The following rules and methodology govern the selection of companies for, and maintenance of, the SerenityShares Impact Index. For additional details regarding the 20 social, societal, and environmental themes governing the index, please click here
About the Constituents
- Beginning with a universe of all 6500+ firms listed on the NYSE and NASDAQ stock exchanges, we run a variety of screens detailed below and then review the profiles of the remaining companies to identify whether the firms offer products or services that solve or provide a beneficial impact to the identified social, societal, and environmental challenges we have defined.
- To ensure that the holdings in the underlying index have ample liquidity for a publicly traded fund and the asset levels it could attract, we initially eliminate all companies with a market cap less than $1.5 billion.
- Following best indexing design practices, companies with a share price less than $5 and an average daily liquidity of less than $1 million are also excluded.
- Firms operating in specific industries that have a detrimental impact to the identified societal, social, or environmental challenges—tobacco, weapons, coal and fossil fuels—are removed.
- The remaining firms are reviewed one-by-one to identify which challenge/theme they address. Some, like retail stores or casual dining restaurants, are excluded because they do not address one of the defined challenges or themes. Others require more detailed analysis. For example, while a pipe manufacture operates in the water industry, they do not necessarily have an impact on increasing the clean water supply or reducing water waste; they simply operate in an area of interest.
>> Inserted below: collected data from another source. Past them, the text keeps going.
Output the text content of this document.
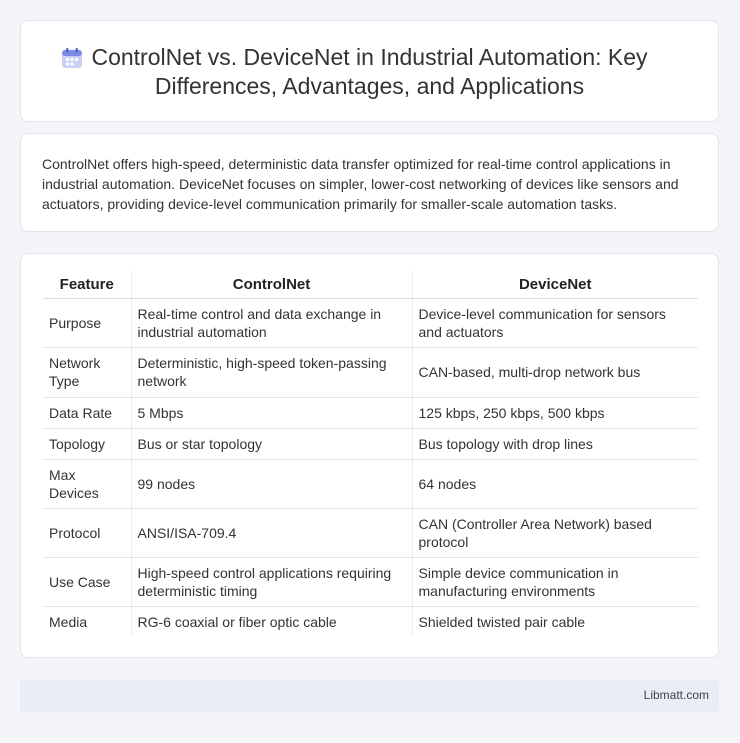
ControlNet vs. DeviceNet in Industrial Automation: Key Differences, Advantages, and Applications

ControlNet offers high-speed, deterministic data transfer optimized for real-time control applications in industrial automation. DeviceNet focuses on simpler, lower-cost networking of devices like sensors and actuators, providing device-level communication primarily for smaller-scale automation tasks.

Feature	ControlNet	DeviceNet
Purpose	Real-time control and data exchange in industrial automation	Device-level communication for sensors and actuators
Network Type	Deterministic, high-speed token-passing network	CAN-based, multi-drop network bus
Data Rate	5 Mbps	125 kbps, 250 kbps, 500 kbps
Topology	Bus or star topology	Bus topology with drop lines
Max Devices	99 nodes	64 nodes
Protocol	ANSI/ISA-709.4	CAN (Controller Area Network) based protocol
Use Case	High-speed control applications requiring deterministic timing	Simple device communication in manufacturing environments
Media	RG-6 coaxial or fiber optic cable	Shielded twisted pair cable
Libmatt.com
The result, as of 1 February 2017 (the live launch date for the SerenityShares Impact Index) produced 115 firms.
The SerenityShares IMPACT Index is calculated using a modified market capitalization weighting methodology. As part of this methodology, company weights are capped to ensure that no company’s weight dominates the index. In addition, To ensure all companies in the portfolio have a meaningful representation, a minimum percentage weighting is applied
Maintenance of the Index: Mergers, Dividends, Share Changes
- In the event of a merger between two components, the share weight of the surviving entity may be adjusted to account for any shares issued in the acquisition.
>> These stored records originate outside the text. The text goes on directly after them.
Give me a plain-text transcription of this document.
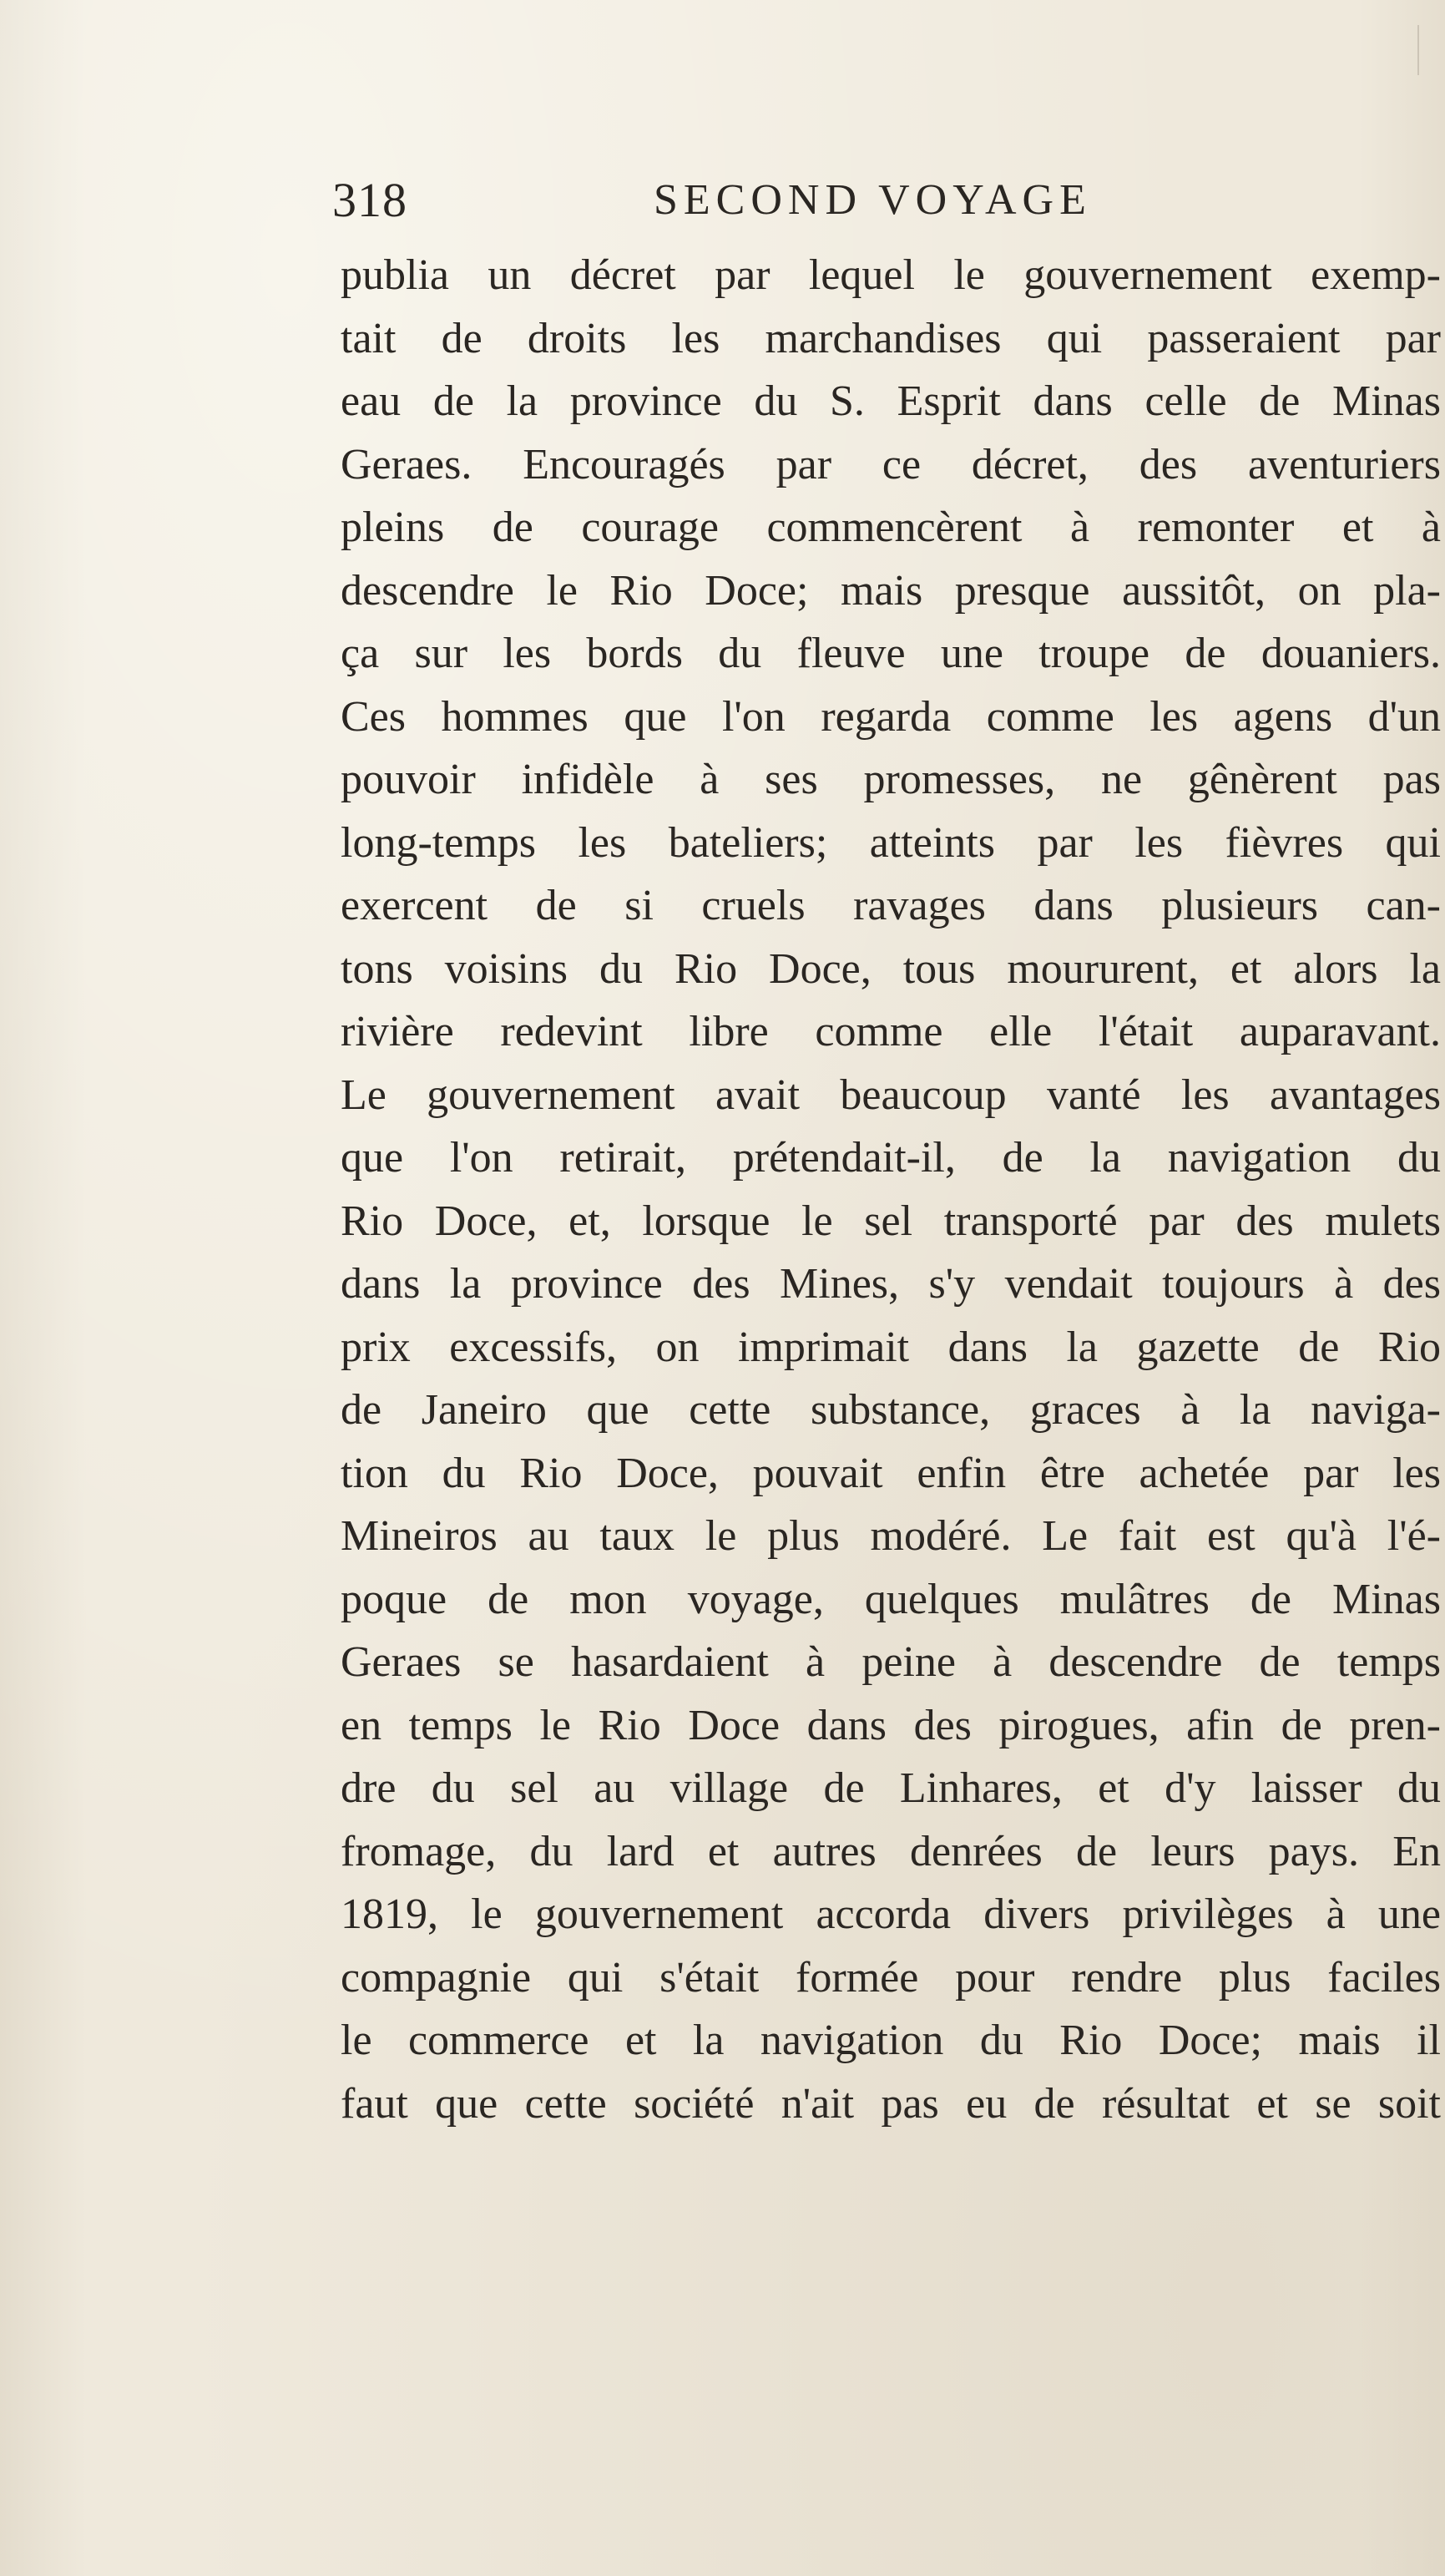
318	SECOND VOYAGE
publia un décret par lequel le gouvernement exemp-
tait de droits les marchandises qui passeraient par
eau de la province du S. Esprit dans celle de Minas
Geraes. Encouragés par ce décret, des aventuriers
pleins de courage commencèrent à remonter et à
descendre le Rio Doce; mais presque aussitôt, on pla-
ça sur les bords du fleuve une troupe de douaniers.
Ces hommes que l'on regarda comme les agens d'un
pouvoir infidèle à ses promesses, ne gênèrent pas
long-temps les bateliers; atteints par les fièvres qui
exercent de si cruels ravages dans plusieurs can-
tons voisins du Rio Doce, tous moururent, et alors la
rivière redevint libre comme elle l'était auparavant.
Le gouvernement avait beaucoup vanté les avantages
que l'on retirait, prétendait-il, de la navigation du
Rio Doce, et, lorsque le sel transporté par des mulets
dans la province des Mines, s'y vendait toujours à des
prix excessifs, on imprimait dans la gazette de Rio
de Janeiro que cette substance, graces à la naviga-
tion du Rio Doce, pouvait enfin être achetée par les
Mineiros au taux le plus modéré. Le fait est qu'à l'é-
poque de mon voyage, quelques mulâtres de Minas
Geraes se hasardaient à peine à descendre de temps
en temps le Rio Doce dans des pirogues, afin de pren-
dre du sel au village de Linhares, et d'y laisser du
fromage, du lard et autres denrées de leurs pays. En
1819, le gouvernement accorda divers privilèges à une
compagnie qui s'était formée pour rendre plus faciles
le commerce et la navigation du Rio Doce; mais il
faut que cette société n'ait pas eu de résultat et se soit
- SerenityShares may substitute components or change the number of issues included in the SerenityShares IMPACT Index, based on changing conditions in the marketplace or in the event of certain types of corporate actions, including mergers, acquisitions, spin-offs and reorganizations.
- In the event of component or share weight changes to the SerenityShares Impact Index portfolio, the payment of dividends other than ordinary cash dividends, spin-offs, rights offerings, re-capitalizations or other corporate actions affecting a component of the SSI Impact Index, the SerenityShares Impact Index divisor may be adjusted to ensure that there are no changes to the SerenityShares Impact Index level as a result of nonmarket forces.
- For changes in a component’s shares outstanding greater than 5% due to a merger, acquisition or spin-off, an adjustment will be made effective after the close on the effective date of the corporate action. Share changes less than 5% are made during the scheduled quarterly updates to the SerenityShares Impact Index.
Review Frequency: Annual / Rebalance Frequency: Quarterly
Changes to the SerenityShares IMPACT Index composition and/or the component share weights in the SerenityShares IMPACT Index typically take effect after the close of trading on the next to last business day of each calendar quarter month (Rebalance Date) – March, June, September, December. The components and weights will be determined and announced at the close of trading two days prior to the Rebalance Date. In conjunction with the quarterly review, the share weights used in the calculation of the SerenityShares IMPACT Index are updated based upon current shares.